BaseEngine has ~40 abstract methods. Expect a multi-week effort. Start by copying datacoolie.engines.polars_engine.PolarsEngine as a template — it's the smaller of the two built-ins.

Skeleton

from datacoolie.engines.base import BaseEngine
import mylib


class MyLibEngine(BaseEngine[mylib.DataFrame]):
    def __init__(self, platform=None):
        super().__init__(platform)

    # --- Read ---
    def read_parquet(self, path, options=None): ...
    def read_delta(self, path, options=None):  ...
    def read_iceberg(self, path, options=None): ...
    # ... etc. for csv, json, jsonl, avro, excel

    def read_path(self, path, fmt, options=None):
        # Dispatch on fmt → the right abstract reader
        ...

    def read_database(self, *, table=None, query=None, options=None): ...
    def read_table(self, table_name, fmt="delta", options=None): ...
    def create_dataframe(self, records): ...
    def execute_sql(self, sql, parameters=None): ...

    # --- Write ---
    def write_to_path(self, df, path, mode, fmt, partition_columns=None, options=None): ...
    def write_to_table(self, df, table_name, mode, fmt, partition_columns=None, options=None): ...

    # --- Merge ---
    def merge_to_path(self, df, path, merge_keys, fmt="delta", partition_columns=None, options=None): ...
    def merge_overwrite_to_path(self, df, path, merge_keys, fmt="delta", partition_columns=None, options=None): ...
    def merge_to_table(self, df, table_name, merge_keys, fmt="delta", options=None): ...
    def merge_overwrite_to_table(self, df, table_name, merge_keys, fmt="delta", options=None): ...
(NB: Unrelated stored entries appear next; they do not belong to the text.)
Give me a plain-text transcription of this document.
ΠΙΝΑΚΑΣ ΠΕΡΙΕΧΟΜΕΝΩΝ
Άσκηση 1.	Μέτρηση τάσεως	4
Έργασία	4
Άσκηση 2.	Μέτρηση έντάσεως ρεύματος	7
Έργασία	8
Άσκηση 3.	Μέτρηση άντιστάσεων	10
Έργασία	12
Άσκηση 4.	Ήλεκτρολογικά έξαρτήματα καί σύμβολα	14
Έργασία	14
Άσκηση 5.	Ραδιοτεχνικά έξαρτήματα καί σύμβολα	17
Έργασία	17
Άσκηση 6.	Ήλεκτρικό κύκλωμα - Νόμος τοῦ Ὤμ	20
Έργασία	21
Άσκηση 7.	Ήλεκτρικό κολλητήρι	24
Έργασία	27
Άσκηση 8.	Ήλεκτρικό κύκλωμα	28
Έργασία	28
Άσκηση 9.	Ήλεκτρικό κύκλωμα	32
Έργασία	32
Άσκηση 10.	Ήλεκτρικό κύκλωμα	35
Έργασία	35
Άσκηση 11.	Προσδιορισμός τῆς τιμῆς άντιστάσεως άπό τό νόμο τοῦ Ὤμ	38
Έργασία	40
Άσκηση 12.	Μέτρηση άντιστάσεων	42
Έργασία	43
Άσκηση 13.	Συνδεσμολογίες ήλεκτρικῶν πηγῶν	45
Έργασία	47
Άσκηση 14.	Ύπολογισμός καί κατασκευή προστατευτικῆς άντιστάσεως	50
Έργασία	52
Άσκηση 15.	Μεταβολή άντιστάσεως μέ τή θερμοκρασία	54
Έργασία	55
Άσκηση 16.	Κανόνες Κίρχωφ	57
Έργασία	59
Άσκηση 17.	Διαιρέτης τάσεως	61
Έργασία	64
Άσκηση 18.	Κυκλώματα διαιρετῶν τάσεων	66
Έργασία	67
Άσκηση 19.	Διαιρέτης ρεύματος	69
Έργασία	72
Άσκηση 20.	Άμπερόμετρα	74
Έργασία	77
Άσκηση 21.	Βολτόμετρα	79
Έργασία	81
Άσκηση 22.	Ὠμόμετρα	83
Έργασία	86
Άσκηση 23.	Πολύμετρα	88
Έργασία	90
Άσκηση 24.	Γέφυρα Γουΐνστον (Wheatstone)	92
    # --- Transform, system columns, metrics, maintenance, SCD2 ---
    # (see BaseEngine for the full list)

fmt parameter contract

Every format-aware method must accept a fmt string. read_table, merge_to_table, and table_exists_by_name have contract-specific signatures:

def read_table(self, table_name: str, fmt: str = "delta", options=None): ...
def merge_to_table(self, df, table_name, merge_keys, fmt: str = "delta", options=None): ...
def table_exists_by_name(self, table_name: str, *, fmt: str = "delta") -> bool: ...

table_exists_by_name uses keyword-only fmt.

See ADR-0001.

Register

[project.entry-points."datacoolie.engines"]
mylib = "mypkg.engine:MyLibEngine"

Conformance

Run the framework's engine tests against your implementation. At minimum:

  • All tests under tests/unit/engines/ that don't bind to a specific DataFrame class.
  • The full tests/unit/transformers/ suite — transformers exercise many engine methods.
  • The full tests/unit/destinations/ suite.

For reference the Polars engine ships 73 dedicated tests; expect similar coverage for a new engine.